Exposure
- First edition
- Author: Robert Bilott
- Language: English
- Publisher: Atria Publishing Group
- Publication date: October 8, 2019
- Publication place: United States
- Pages: 400
- ISBN: 9781501172816

= Exposure (Bilott book) =

2019 memoir by Robert Bilott

Exposure: Poisoned Water, Corporate Greed, and One Lawyer's Twenty-Year Battle against DuPont is the 2019 memoir by Robert Bilott, an American environmental attorney at Taft Stettinius & Hollister. The book follows Bilott's personal and professional journey through the litigation that revealed a global crisis of persistent organic pollution due to PFOA and PFAS, referred to as "forever chemicals." For its contribution to broadening public awareness of environmental hazard, Exposure received the 2020 Green Prize for Sustainable Literature from the Santa Monica Public Library.

The book was published in the United States in 2019 by Atria Books/Simon & Schuster. It was released in hardcover on October 8, 2019, and in paperback on July 15, 2020.

The audiobook version (also available through Atria Books) is narrated by Jeremy Bobb. The first chapter narrated by actor Mark Ruffalo, who plays Bilott in the movie Dark Waters (2019), based on these events as reported in a 2016 New York Times feature article.

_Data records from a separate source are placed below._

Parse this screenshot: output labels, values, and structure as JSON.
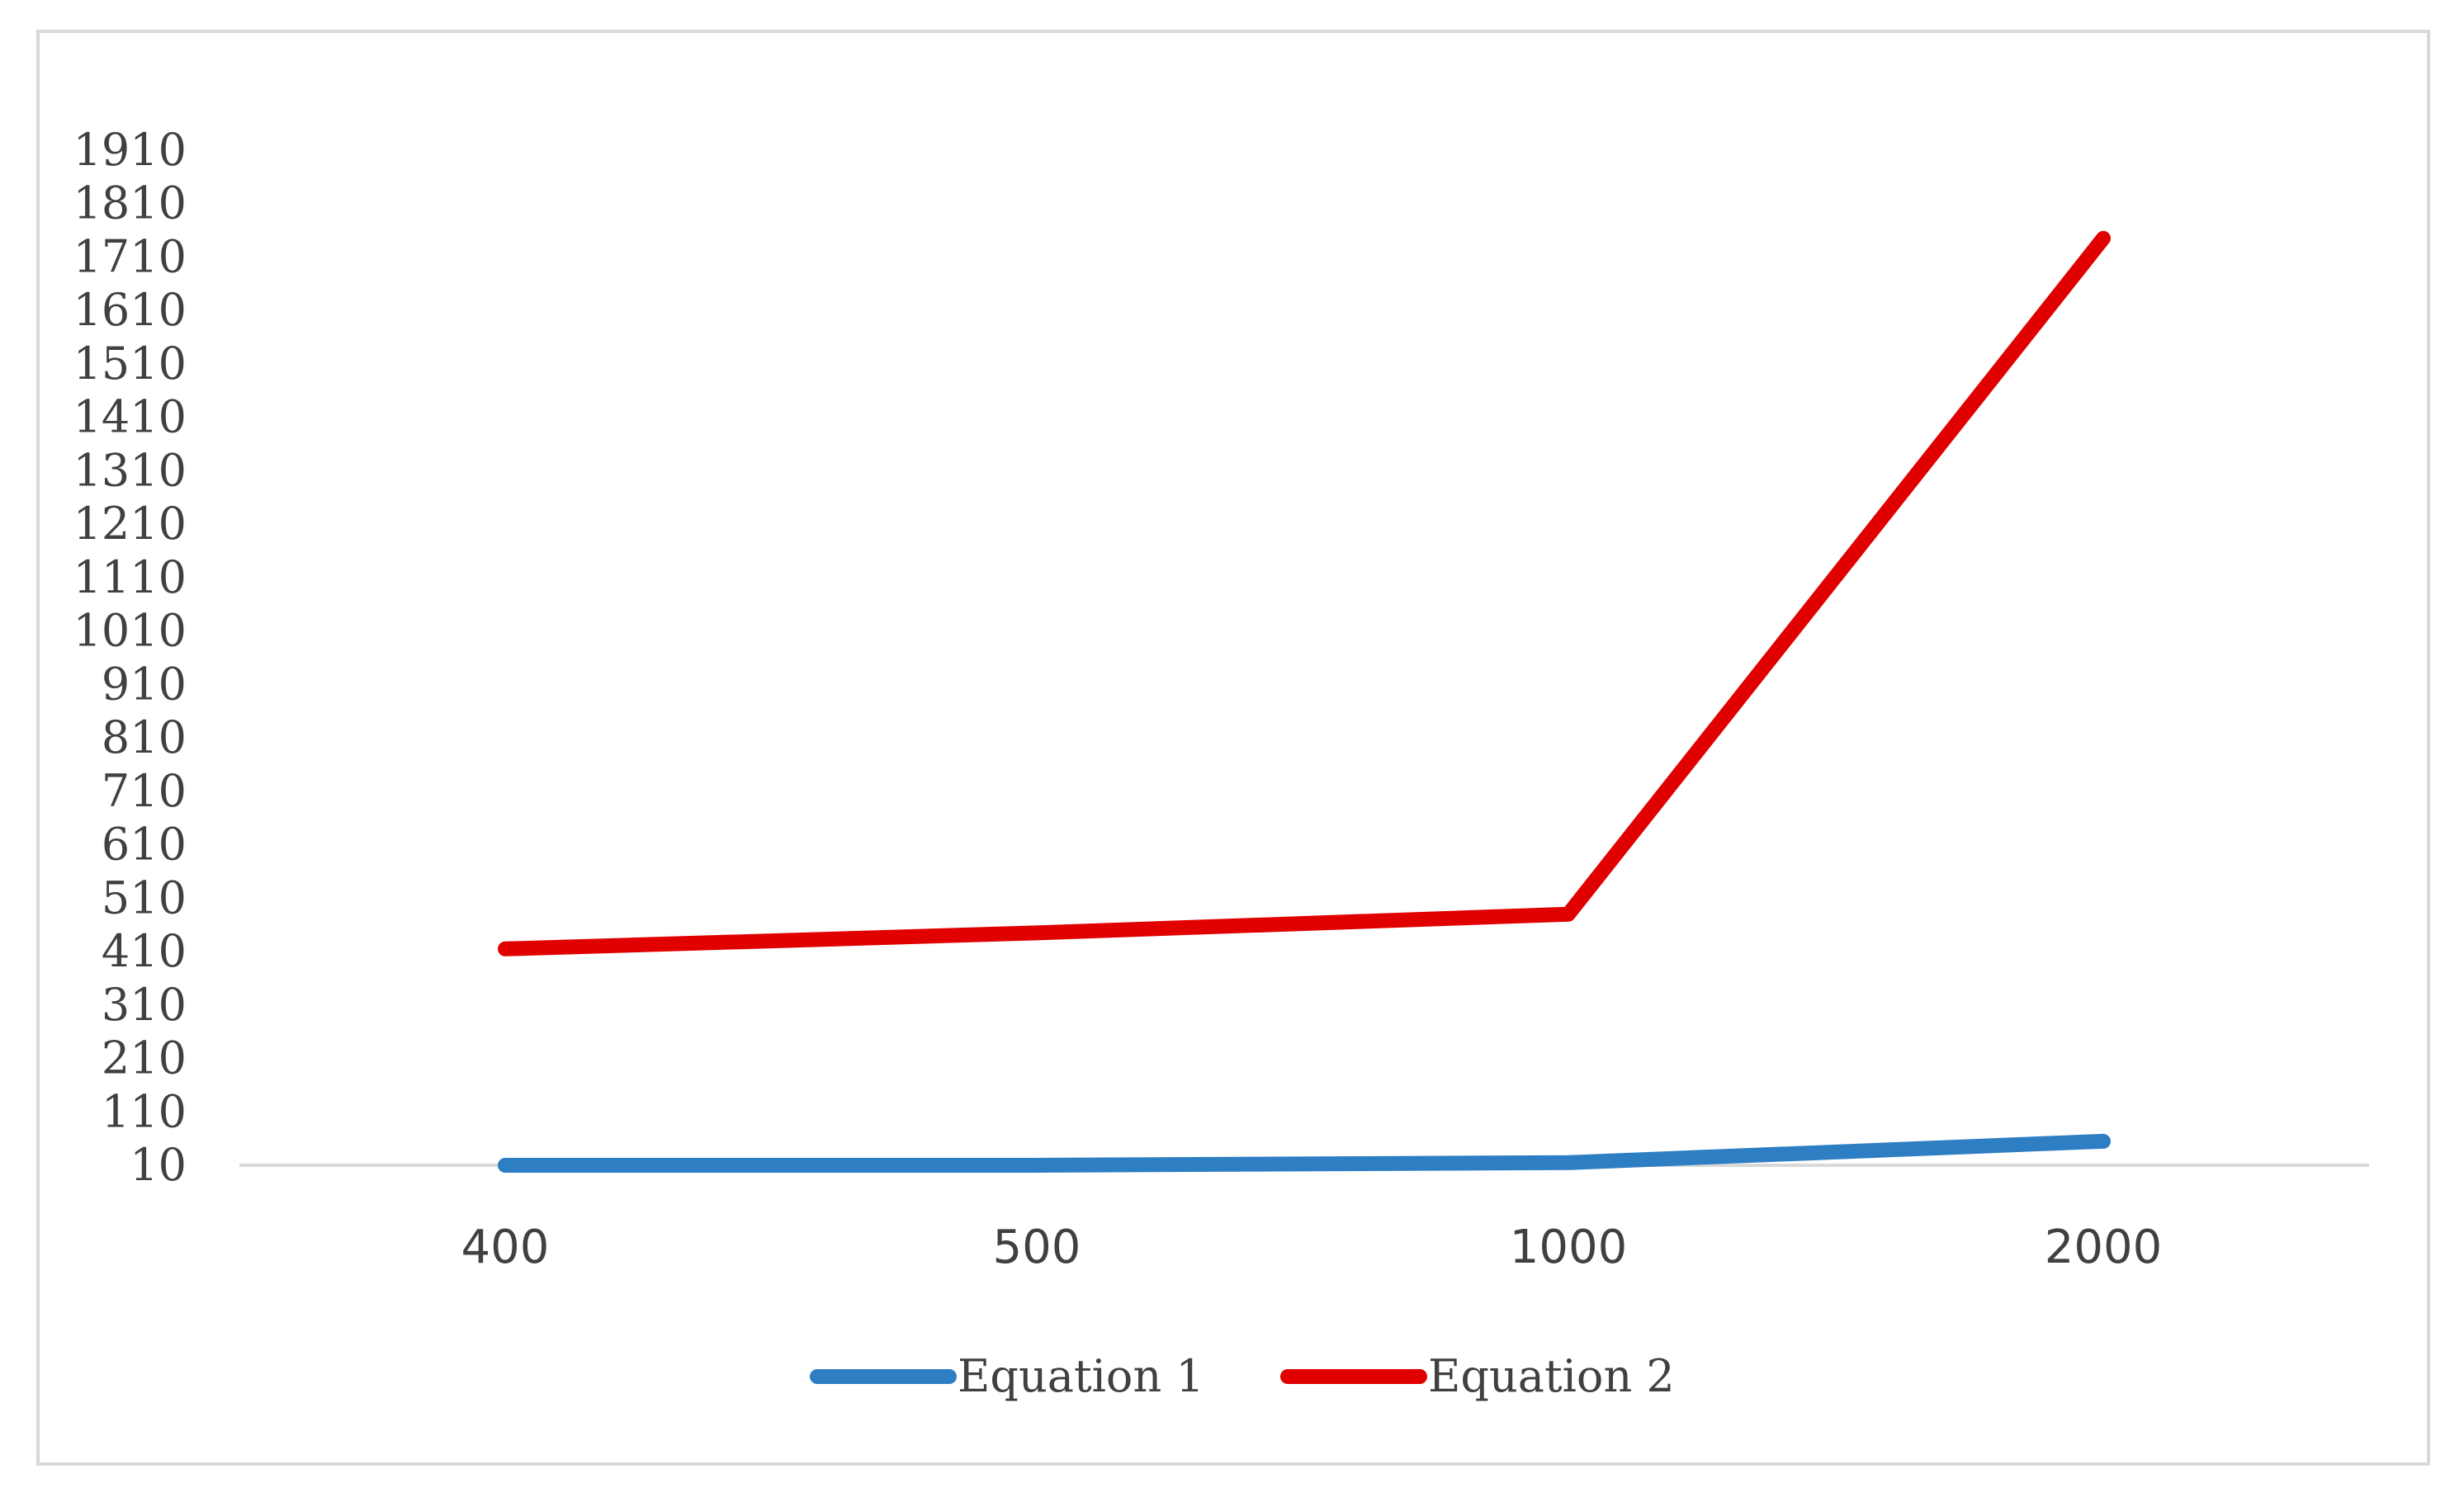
{
  "chart_data": {
    "type": "line",
    "categories": [
      "400",
      "500",
      "1000",
      "2000"
    ],
    "yticks": [
      "10",
      "110",
      "210",
      "310",
      "410",
      "510",
      "610",
      "710",
      "810",
      "910",
      "1010",
      "1110",
      "1210",
      "1310",
      "1410",
      "1510",
      "1610",
      "1710",
      "1810",
      "1910"
    ],
    "ylim": [
      10,
      1910
    ],
    "series": [
      {
        "name": "Equation 1",
        "color": "#2e7ec4",
        "values": [
          10,
          10,
          15,
          55
        ]
      },
      {
        "name": "Equation 2",
        "color": "#e00000",
        "values": [
          415,
          445,
          480,
          1745
        ]
      }
    ],
    "grid": false,
    "legend": "bottom",
    "axis_color": "#d9d9d9"
  }
}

The book was published for the United Kingdom by Simon & Schuster UK, and has been translated into Chinese for its release on the Chinese market on November 28, 2022. On April 6, 2023, the book was translated into Japanese and released on the Japanese market.

== Reviews ==
According to writer Nathaniel Rich, writer at large for The New York Times Magazine, the book is "An intimate account of one of the most appalling environmental crimes in modern history. Exposure is a classic story of American good and American evil—of the triumph of ingenuity, diligence, and self-sacrifice over psychopathic corporate nihilism. Rob Bilott is a hero of our time." Rich had written a 2016 feature article about Bilott and his campaign, which was published in the New York Times magazine.

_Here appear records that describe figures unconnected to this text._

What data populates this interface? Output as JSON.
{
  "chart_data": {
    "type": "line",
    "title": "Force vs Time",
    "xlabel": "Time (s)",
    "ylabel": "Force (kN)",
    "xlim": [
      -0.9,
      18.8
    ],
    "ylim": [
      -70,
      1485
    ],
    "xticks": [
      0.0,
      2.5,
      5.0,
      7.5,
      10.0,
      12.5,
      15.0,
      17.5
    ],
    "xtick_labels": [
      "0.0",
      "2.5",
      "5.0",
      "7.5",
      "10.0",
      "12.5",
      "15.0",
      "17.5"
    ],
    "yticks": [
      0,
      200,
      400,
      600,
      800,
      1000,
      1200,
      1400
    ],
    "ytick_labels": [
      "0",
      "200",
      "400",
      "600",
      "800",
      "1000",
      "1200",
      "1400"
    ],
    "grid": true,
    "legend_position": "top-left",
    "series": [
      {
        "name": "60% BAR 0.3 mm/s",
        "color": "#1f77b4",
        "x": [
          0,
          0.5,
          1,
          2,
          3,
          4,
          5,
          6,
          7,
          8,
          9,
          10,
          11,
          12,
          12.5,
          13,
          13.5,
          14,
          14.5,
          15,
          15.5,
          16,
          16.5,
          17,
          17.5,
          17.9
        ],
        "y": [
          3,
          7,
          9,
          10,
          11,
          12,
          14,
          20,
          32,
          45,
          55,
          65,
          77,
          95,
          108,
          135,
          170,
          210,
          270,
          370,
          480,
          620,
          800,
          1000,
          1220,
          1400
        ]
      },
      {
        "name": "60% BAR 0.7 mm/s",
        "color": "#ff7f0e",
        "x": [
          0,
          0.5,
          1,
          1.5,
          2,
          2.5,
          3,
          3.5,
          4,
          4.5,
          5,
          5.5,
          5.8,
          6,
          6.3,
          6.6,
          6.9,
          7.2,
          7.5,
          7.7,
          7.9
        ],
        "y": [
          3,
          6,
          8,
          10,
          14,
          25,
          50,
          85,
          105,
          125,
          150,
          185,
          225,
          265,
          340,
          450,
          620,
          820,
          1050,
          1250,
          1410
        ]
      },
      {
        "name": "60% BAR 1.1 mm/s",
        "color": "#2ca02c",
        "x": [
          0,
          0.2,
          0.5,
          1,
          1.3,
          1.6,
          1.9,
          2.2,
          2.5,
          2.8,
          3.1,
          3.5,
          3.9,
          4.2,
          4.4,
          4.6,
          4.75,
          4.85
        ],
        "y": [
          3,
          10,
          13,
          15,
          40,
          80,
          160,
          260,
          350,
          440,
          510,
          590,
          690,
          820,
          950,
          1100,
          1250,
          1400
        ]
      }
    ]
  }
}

Gary Rivlin in the New York Times Book Review described Exposure a "David and Goliath tale with a twist…. Bilott skillfully tells the story of his epic battle with DuPont."

Kirkus Reviews said, "Leaves little doubt that year after year, the corporation misled government agencies, courts, and consumers into a false sense of security about the poisonous nature of their manufacturing processes."

The Law Library Journal says, "Exposure is an intriguing and easy-to-follow narrative that will have you up in arms about what might be in your drinking water. If you liked Erin Brockovich or A Civil Action, this book is a must-read.”

== Related films ==
Bilott's campaign was featured in the documentary The Devil We Know (2018). Rich's 2016 article about Bilott and these events in the New York Times was adapted for the 2019 motion picture Dark Waters, starring Mark Ruffalo as Robert Bilott.